Öte yandan bakıldığında Ukrayna 2.000 kilometrekarelik bir alanı masaya koyup karşılığında Donetsk veya Donbass bölgesinden Rus ordusunun çekilmesini talep edecek olsa bile Rusya’nın bu teklifi kabul etmesi pek akla yakın görünmüyor. Ukrayna’nın bu harekatının hem Rusların moralini bozma hem de Ukrayna halkının moralini bir nebze de olsa yükseltme amacına yönelik olduğu düşünülüyor. Çünkü bu saldırıyla uzun süredir savaşan ve en son 2023 yazındaki karşı saldırıda da olumlu ilerleme sağlayamayan Ukrayna ordusu, bu başarı hikayesiyle önemli bir motivasyon kazandı. Aynı zamanda Kiev’in müttefiklerine Ukrayna ordusunun savaşta inisiyatifi ele alabileceği yönünde güçlü bir mesaj da verilmiş oldu. Ukrayna bu mesajı hem Batılı müttefiklerine hem de Rusya’ya verdi. Batılı müttefiklerine bu mesajı vermesinin altında, her türlü desteği (silah ve diplomatik destek) devam ettirmelerini sağlama düşüncesi yatıyor. Daha da önemlisi Kiev, Batılı müttefiklerinden bir süredir isteyip de alamadığı stratejik silahları alabilmeyi ve Rusya’ya karşı bunların kullanım alanlarını genişletmelerini talep ediyor; ayrıca ABD’de kasım ayında yapılacak başkanlık seçimleri öncesinde Biden hükümetinin elini güçlendirmek istediği de anlaşılıyor.
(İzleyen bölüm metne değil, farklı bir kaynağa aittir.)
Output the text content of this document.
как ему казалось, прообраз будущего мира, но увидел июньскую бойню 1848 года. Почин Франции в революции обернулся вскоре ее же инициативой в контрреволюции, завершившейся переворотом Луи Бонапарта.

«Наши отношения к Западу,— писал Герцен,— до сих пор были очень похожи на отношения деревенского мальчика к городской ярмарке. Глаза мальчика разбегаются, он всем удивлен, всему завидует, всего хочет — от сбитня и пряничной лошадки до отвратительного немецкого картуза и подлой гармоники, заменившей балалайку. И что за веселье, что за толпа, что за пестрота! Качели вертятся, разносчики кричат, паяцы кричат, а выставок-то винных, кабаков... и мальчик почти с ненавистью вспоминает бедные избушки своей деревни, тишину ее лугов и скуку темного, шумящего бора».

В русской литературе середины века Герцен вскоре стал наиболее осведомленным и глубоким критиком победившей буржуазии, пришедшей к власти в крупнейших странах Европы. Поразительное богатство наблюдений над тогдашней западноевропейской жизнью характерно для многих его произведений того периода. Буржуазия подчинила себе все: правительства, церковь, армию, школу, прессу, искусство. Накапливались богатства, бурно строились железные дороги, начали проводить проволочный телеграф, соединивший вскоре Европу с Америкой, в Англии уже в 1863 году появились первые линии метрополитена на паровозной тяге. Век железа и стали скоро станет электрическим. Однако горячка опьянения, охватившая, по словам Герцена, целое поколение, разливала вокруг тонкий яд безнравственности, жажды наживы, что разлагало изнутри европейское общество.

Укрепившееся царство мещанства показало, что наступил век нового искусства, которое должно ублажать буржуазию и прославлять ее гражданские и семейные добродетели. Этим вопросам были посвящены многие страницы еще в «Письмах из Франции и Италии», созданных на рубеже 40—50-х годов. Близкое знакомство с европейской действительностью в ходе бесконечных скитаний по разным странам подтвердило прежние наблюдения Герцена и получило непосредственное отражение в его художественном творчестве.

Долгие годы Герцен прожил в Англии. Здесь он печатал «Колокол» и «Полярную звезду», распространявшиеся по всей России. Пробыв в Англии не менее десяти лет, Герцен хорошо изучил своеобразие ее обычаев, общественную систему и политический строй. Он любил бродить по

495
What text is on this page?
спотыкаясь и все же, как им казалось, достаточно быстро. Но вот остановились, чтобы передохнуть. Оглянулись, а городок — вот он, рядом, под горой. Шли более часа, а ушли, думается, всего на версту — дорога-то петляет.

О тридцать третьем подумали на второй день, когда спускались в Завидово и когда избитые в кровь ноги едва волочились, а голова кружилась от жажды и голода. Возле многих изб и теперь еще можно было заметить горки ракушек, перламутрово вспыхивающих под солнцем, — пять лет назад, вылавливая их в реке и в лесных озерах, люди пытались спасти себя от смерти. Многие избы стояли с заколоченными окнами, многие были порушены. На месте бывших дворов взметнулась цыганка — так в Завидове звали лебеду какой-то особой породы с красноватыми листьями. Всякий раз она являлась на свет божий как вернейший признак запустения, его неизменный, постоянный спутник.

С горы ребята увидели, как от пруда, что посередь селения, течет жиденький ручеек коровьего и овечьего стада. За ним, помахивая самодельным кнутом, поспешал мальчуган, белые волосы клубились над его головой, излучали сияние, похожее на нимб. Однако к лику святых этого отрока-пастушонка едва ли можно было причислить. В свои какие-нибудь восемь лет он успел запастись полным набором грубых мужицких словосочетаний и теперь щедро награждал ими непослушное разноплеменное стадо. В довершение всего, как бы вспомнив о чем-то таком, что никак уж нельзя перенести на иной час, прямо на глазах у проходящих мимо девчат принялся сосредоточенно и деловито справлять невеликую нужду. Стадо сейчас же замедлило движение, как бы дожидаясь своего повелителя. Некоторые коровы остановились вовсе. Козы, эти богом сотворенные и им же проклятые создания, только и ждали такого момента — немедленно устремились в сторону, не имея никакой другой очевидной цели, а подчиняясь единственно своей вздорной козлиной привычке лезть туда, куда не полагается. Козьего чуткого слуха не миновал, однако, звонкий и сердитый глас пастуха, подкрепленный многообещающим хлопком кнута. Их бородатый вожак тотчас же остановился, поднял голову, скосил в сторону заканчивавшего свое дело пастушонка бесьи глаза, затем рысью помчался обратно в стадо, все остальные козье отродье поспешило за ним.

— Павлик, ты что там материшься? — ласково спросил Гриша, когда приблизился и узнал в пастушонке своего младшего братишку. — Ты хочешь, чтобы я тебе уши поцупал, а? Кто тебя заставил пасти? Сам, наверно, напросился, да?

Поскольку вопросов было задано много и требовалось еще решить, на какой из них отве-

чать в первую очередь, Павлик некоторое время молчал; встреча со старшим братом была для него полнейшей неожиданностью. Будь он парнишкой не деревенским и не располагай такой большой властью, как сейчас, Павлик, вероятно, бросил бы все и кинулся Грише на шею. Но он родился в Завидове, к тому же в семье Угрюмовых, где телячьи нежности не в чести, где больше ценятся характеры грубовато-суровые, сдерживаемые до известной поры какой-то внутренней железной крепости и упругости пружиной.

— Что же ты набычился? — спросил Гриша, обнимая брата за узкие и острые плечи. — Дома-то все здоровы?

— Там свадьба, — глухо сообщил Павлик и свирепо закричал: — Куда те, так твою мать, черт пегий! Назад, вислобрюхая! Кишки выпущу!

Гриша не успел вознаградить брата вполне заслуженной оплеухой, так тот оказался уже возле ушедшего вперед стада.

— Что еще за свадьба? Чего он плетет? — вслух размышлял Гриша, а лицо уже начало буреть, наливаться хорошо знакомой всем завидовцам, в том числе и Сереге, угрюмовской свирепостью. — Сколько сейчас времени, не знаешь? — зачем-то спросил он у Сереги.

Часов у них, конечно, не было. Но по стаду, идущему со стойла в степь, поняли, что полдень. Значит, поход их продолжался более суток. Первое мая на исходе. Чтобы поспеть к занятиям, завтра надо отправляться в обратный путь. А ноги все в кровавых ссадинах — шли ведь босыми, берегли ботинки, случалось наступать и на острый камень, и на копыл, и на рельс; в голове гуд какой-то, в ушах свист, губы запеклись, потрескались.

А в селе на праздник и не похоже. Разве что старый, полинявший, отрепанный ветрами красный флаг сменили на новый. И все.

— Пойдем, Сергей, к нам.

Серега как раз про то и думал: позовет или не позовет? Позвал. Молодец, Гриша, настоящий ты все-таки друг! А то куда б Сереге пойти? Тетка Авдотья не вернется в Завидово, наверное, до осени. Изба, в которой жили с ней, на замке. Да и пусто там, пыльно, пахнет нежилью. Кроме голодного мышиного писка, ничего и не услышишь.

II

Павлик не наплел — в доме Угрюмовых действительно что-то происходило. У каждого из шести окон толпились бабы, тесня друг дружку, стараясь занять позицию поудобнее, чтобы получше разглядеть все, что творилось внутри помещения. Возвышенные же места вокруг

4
Kursk harekatını aynı zamanda Ukrayna’nın iç huzursuzluğuna yönelik stratejik bir adım olarak görmek de mümkün. Geçtiğimiz günlerde Ukrayna’daki hükümet kabinesinde yaşanan değişiklikler, Ukrayna’nın Kursk saldırısına devam ettiği ve Rusya’nın Ukrayna şehirlerine füze saldırılarını artırdığı bir dönemde gerçekleşti. Cephelerde Rus ilerleyişi durdurulmaya çalışılırken kabinede böylesi değişikliklerin olması, savaştan yana memnuniyetsizliği olan halkın desteğini tekrar diri tutma çabası olarak görülüyor. Ayrıca bazı bakanların ve üst düzey yetkililerin istifalarının ardında, performans eksiklikleri ve liderlik anlaşmazlıklarının bulunduğunu da belirtmek gerekir. Örneğin son zamanlarda Polonya’yı rahatsız eden açıklamalarıyla iki ülke arasında krize sebep olan Dışişleri Bakanı Dmitro Kuleba’nın yerine Cumhurbaşkanı Ofisi Başkan Yardımcısı Andrii Sybiha’nın atanması, Ukrayna’nın diplomatik çabalarını yeniden şekillendirme arayışı olarak görülebilir. Bu yönüyle Kursk hamlesi, Zelensky’nin savaşı kontrol altında tuttuğunu göstermeye yönelik bir çaba olarak da değerlendirilebilir.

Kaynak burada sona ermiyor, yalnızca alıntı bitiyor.